Lihat ke Halaman Asli

Misi Back-to-Back Nadal versus Superioritas Djokovic

Diperbarui: 26 Juni 2015   02:03

Kompasiana adalah platform blog. Konten ini menjadi tanggung jawab bloger dan tidak mewakili pandangan redaksi Kompas.

Olahraga. Sumber ilustrasi: FREEPIK

Final Grand Slam AS Terbuka 2011 akan kembali menghadirkan laga antara Rafael Nadal versus Novak Djokovic. Namun, mereka akan memasuki arena laga di Arthur Ashe Stadium, Flushing Meadows, New York, Senin (12/9) waktu setempat, dengan kondisi yang benar-benar terbalik satu sama lain.
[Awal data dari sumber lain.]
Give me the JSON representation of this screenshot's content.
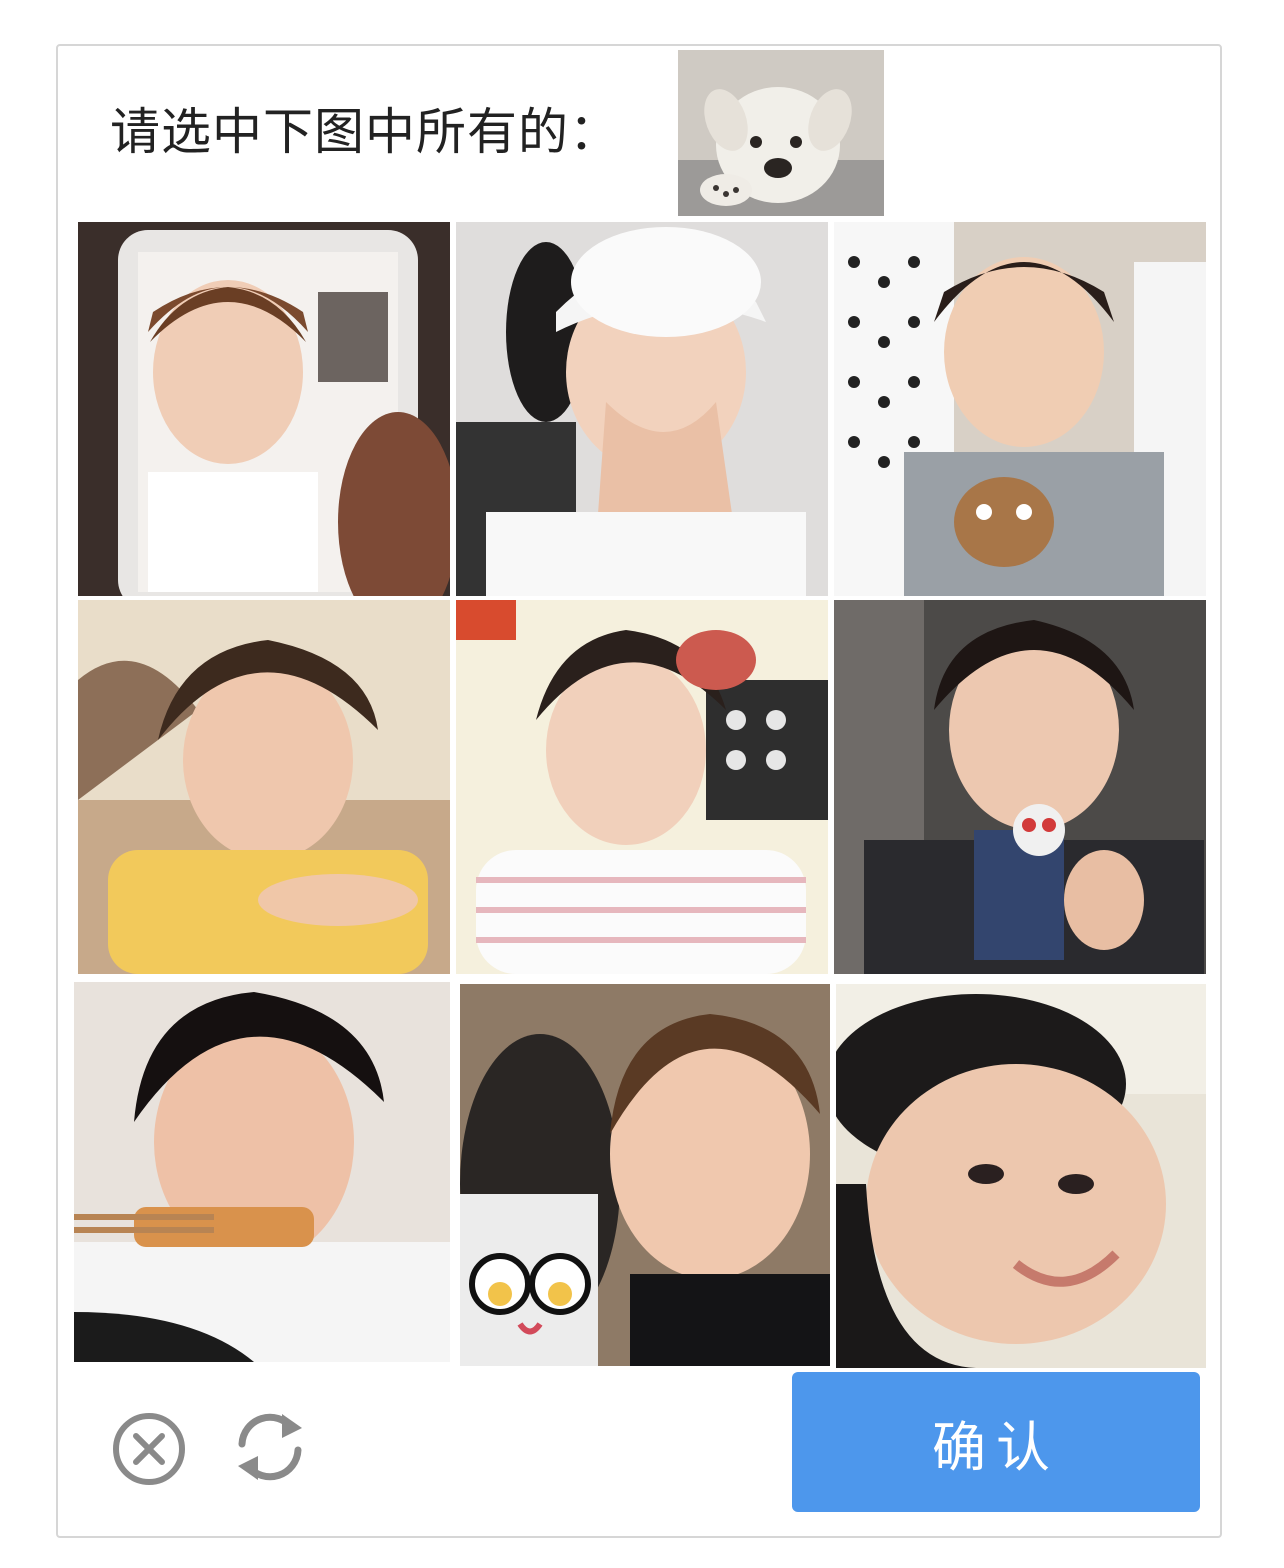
{
  "captcha": {
    "prompt": "请选中下图中所有的：",
    "reference_image": "puppy-photo",
    "tiles": [
      {
        "name": "tile-1",
        "icon": "person-photo"
      },
      {
        "name": "tile-2",
        "icon": "person-photo"
      },
      {
        "name": "tile-3",
        "icon": "person-photo"
      },
      {
        "name": "tile-4",
        "icon": "person-photo"
      },
      {
        "name": "tile-5",
        "icon": "person-photo"
      },
      {
        "name": "tile-6",
        "icon": "person-photo"
      },
      {
        "name": "tile-7",
        "icon": "person-photo"
      },
      {
        "name": "tile-8",
        "icon": "person-photo"
      },
      {
        "name": "tile-9",
        "icon": "person-photo"
      }
    ],
    "footer": {
      "close_icon": "close-circle-icon",
      "refresh_icon": "refresh-icon",
      "confirm_label": "确认"
    },
    "colors": {
      "confirm_bg": "#4d97ec",
      "icon_gray": "#8a8a8a",
      "border": "#d6d6d6"
    }
  }
}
Tahun lalu, Nadal sang juara bertahan berada di peringkat satu dunia. Namun kali ini, Djokovic yang jadi finalis 2010 kukuh berada di puncak peringkat ATP. Setahun silam, Rafa –panggilan Nadal- sedang mengejar grand slam ketiganya. Kini Nole –sapaan Djokovic- yang berada di posisi tersebut, setelah merebut Australia Terbuka dan Wimbledon.

Di atas kertas, Djokovic lebih diunggulkan. Petenis Serbia ini sedang menikmati musim terbaiknya dalam karier. Dia merebut sembilan gelar, di antaranya adalah dua grand slam dan menjadi petenis pertama yang sukses menjuarai lima ATP World Tour Masters 1000 (Indian Wells, Miami, Madrid, Roma, Montreal) dalam semusim. Fenomenal.

Djokovic seakan unstoppable. Bahkan bagi Nadal sekalipun. Pada Final Grand Slam AS Terbuka 2011 peluangnya sangat besar untuk membalas kekalahan dari Nadal di partai puncak tahun lalu. Tahun ini, dia sukses menyapu bersih kemenangan dalam lima pertemuan –semuanya terjadi di partai final- melawan petenis Spanyol itu.

Inilah yang bakal menghantui Nadal di partai puncak nanti. Seperti diketahui, Nadal dikenal sebagai petenis bermental paling tangguh yang selalu tampil dengan determinasi tinggi di ATP Tour, bahkan dalam kondisi cedera sekalipun. Namun, petenis berusia 25 tahun ini tak menemukan jawaban untuk menaklukkan permainan Djokovic musim ini.

”Dalam beberapa momen, saya seperti tak yakin 100% bisa menang. Itu adalah masalah besar. Karena ketika itu terjadi, kans untuk juara pun berkurang. Inilah yang akan saya coba atasi Senin (12/9) ini,” ujar petenis berusia 25 tahun ini. ”Saat ini, yang terpenting adalah tampil dengan permainan terbaik dan selalu menggenggam keyakinan bahwa saya bisa juara,” lanjut petenis yang juga memiliki julukan The King of Clay ini.

Misi back-to-back sang juara bertahan dipastikan kandas bila tak mampu tampil solid dengan rasa percaya diri tinggi melawan dominasi Djokovic. Walau begitu, Nadal menunjukkan dia layak berada di partai puncak dengan menyingkirkan seeded 4 Andy Murray 6-4, 6-2, 3-6, 6-2 pada semifinal.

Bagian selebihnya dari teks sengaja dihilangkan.